PhD student Bohan Chen of CWI’s Stochastics group, developed new mathematical tools for rare event analysis. Chen’s PhD research has mainly focused on large deviations theory and rare-event simulation in heavy-tailed settings.

Publication date
6 Dec 2019

Rare events such as financial crises, floods, and power outages have a major societal impact. Obtaining insight into rare events is challenging, as it is hard to obtain data about such events from real-life measurements and/or large scale simulation studies. This makes rare event analysis a research area where mathematical techniques remain the primary method of choice to gain insights. For some types of rare events -like those caused by a single big shock- suitable techniques are not available yet, however.

In his thesis entitled 'Heavy tails: asymptotics, algorithms, applications', PhD student Bohan Chen of CWI’s Stochastics research group, developed new mathematical tools for rare event analysis. Chen’s research has been mainly focusing on large deviations theory and rare-event simulation in heavy-tailed settings. (Heavy-tailed distributions are probability distributions whose tails are not exponentially bounded: they have heavier tails than the exponential distribution.)
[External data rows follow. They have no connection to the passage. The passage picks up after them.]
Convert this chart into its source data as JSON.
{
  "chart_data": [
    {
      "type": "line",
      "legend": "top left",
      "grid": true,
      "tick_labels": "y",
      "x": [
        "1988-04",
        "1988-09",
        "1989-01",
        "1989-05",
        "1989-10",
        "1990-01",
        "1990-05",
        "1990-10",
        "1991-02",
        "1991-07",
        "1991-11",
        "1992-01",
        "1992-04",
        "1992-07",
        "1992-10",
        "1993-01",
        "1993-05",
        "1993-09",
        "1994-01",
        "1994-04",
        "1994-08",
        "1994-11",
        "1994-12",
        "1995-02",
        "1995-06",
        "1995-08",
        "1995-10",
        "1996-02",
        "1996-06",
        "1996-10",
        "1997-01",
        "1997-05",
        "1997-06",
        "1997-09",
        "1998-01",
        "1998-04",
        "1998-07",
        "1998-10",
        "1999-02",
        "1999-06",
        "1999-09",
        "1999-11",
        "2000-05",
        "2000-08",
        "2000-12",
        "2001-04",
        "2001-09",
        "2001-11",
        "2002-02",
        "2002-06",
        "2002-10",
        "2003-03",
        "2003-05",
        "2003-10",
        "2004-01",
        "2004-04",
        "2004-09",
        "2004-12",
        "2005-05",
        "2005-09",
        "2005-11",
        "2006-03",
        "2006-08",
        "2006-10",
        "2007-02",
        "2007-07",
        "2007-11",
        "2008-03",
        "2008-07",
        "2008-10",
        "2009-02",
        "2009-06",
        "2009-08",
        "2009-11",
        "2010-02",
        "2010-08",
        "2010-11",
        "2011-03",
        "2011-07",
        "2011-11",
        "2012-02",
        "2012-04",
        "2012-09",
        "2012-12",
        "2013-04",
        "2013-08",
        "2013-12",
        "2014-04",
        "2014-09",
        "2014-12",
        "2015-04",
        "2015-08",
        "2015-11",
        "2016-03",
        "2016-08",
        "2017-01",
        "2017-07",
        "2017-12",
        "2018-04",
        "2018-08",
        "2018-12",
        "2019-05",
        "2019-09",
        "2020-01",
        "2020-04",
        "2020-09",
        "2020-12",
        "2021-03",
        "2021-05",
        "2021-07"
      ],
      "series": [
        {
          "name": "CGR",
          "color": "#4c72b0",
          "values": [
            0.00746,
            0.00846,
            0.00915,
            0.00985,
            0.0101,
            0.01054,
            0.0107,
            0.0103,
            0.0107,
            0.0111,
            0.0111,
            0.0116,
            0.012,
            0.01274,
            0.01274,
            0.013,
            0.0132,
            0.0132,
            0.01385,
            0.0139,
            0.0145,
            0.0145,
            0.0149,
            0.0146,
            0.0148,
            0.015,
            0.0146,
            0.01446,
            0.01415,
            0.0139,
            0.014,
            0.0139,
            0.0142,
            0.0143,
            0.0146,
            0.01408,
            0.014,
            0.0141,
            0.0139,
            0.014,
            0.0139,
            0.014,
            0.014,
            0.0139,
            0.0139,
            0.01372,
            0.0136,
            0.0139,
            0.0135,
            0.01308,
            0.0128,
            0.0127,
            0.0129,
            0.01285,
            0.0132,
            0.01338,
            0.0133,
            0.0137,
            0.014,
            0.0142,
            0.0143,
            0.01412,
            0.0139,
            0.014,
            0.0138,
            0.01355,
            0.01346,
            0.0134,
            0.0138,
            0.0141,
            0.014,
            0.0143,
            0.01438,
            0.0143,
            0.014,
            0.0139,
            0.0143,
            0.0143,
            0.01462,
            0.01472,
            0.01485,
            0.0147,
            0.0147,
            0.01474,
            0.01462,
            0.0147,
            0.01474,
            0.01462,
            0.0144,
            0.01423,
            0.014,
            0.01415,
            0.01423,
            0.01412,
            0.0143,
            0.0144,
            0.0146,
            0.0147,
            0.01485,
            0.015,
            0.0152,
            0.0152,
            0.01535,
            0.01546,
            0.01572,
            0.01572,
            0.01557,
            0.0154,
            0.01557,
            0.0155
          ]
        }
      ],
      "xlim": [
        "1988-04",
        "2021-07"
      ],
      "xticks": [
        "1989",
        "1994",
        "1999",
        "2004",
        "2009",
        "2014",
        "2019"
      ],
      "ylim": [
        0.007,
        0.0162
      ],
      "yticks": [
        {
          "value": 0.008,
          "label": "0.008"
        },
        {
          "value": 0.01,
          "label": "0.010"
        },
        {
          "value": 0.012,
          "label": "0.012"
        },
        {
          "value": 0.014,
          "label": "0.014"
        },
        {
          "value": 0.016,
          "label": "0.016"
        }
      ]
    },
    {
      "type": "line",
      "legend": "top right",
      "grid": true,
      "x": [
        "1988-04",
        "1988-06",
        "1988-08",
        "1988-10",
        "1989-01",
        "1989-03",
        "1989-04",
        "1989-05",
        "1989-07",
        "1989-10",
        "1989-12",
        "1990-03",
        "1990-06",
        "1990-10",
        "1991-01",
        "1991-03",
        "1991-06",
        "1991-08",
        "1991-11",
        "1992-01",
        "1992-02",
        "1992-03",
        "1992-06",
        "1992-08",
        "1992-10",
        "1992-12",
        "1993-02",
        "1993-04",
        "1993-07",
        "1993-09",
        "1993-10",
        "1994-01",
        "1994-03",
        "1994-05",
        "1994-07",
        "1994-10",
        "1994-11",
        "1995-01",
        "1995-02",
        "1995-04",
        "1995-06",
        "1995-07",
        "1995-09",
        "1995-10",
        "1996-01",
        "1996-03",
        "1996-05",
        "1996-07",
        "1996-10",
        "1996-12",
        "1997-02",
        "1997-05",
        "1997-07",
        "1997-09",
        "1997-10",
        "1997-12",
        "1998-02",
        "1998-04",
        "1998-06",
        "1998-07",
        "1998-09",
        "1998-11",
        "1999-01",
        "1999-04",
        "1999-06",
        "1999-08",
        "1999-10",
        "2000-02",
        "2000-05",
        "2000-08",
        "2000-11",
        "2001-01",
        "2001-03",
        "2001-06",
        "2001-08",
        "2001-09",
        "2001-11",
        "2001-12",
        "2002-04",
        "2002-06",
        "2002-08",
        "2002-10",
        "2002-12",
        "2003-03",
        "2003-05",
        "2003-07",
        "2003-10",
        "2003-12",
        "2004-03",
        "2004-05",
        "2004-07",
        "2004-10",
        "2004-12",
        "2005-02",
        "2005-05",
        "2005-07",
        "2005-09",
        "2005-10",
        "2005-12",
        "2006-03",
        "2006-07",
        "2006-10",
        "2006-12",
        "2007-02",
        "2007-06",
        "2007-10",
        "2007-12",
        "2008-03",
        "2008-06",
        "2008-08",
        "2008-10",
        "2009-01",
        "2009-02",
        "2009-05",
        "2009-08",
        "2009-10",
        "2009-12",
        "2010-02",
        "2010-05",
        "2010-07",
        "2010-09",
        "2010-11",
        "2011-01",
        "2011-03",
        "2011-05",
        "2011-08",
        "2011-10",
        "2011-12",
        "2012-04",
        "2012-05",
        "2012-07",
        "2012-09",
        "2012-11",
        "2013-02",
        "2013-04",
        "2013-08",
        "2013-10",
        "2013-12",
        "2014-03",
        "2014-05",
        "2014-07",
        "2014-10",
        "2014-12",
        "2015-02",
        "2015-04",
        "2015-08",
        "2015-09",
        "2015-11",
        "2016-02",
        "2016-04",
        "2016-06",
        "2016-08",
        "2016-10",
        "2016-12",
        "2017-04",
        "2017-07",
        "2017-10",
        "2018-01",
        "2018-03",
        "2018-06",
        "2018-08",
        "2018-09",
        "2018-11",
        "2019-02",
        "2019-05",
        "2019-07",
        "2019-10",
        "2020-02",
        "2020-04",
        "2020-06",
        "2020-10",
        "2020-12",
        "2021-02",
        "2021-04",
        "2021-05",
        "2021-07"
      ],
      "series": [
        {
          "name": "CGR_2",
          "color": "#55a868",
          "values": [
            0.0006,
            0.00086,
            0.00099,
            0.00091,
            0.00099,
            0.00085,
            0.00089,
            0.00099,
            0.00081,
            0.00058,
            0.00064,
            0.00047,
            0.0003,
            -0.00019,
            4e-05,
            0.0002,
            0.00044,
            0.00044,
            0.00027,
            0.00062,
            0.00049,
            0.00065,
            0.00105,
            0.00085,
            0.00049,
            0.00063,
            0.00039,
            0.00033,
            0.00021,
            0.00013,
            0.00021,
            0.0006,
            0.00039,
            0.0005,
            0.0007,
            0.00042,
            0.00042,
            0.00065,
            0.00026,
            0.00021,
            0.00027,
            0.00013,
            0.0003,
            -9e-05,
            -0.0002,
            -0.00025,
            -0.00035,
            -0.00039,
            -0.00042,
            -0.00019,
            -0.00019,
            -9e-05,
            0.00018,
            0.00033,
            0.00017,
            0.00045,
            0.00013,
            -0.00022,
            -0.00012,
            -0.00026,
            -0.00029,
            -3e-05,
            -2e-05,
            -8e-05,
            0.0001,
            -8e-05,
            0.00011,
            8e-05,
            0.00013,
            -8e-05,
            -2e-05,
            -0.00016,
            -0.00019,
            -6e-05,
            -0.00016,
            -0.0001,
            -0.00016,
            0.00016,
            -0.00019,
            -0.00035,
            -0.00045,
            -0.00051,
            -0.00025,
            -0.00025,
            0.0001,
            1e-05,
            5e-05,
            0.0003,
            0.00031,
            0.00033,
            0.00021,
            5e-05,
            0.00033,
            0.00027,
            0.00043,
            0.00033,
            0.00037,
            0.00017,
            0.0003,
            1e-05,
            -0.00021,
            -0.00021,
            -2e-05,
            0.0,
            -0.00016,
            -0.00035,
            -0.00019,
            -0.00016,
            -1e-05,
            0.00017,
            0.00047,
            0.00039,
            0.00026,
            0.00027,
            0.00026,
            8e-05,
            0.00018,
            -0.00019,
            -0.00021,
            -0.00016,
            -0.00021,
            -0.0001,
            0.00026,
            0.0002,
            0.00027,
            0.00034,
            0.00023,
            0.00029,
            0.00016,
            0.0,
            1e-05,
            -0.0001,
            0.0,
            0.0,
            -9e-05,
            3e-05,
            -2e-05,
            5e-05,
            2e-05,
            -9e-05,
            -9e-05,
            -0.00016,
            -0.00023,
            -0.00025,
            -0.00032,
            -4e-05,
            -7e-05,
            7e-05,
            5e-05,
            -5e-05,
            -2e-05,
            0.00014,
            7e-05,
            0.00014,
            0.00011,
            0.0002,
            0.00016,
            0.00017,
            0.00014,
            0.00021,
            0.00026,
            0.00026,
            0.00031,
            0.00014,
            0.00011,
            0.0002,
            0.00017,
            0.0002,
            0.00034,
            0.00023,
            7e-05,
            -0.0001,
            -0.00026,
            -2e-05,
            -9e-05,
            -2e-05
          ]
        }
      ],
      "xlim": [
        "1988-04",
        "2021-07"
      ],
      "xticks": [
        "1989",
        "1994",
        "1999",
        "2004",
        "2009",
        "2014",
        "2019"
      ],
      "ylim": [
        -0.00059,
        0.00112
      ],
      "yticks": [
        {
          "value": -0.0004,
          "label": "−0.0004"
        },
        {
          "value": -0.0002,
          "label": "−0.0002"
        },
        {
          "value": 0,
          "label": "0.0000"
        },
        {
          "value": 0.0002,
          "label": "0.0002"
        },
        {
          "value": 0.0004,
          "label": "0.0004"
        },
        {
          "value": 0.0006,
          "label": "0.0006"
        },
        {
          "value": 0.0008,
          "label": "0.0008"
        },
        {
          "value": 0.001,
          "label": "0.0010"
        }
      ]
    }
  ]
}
Many rare events are caused by a single big shock, or ‘black swan’. Intuitively, heavy tails occur in systems whose behavior mainly is determined by large values that occasionally shock the system.  If you encounter a group of people that is a billionaire on average for example, it is quite likely that Bill Gates (or someone similar) is part of the group, and the wealth of the other people is negligible. In such a case, a good statistical distribution for incomes is the power law, also known as the Pareto distribution. Such distributions also appear in financial losses, file size on the internet, claim sizes in insurance, and blackout sizes in the power grid. A systematic mathematical theory has been lacking however, and no widely applicable efficient simulation techniques existed.

In this context, the thesis of Bohan Chen makes several major contributions to this lack of mathematical theory, by developing tools that can be used to analyze stochastic systems with power law behavior. In particular, Chen developed the first generic efficient rare event simulation algorithm that is applicable to a wide range of models. This has been illustrated in detail on a host of applications from queueing networks, mathematical finance, and insurance problems. A major technical contribution of Chen, has been the extension of recent results on rare events in sample paths of stochastic processes. In particular, Chen shows how to analyze rare events if such processes have a complicated dependence structure.

Chen’s work so far has been published in top-tier international journals such as Advances in Applied Probability and Mathematics of Operations Research. Currently, Chen is utilizing his expertise on rare events in at Munich Re, one of the very few global companies that insure insurance companies.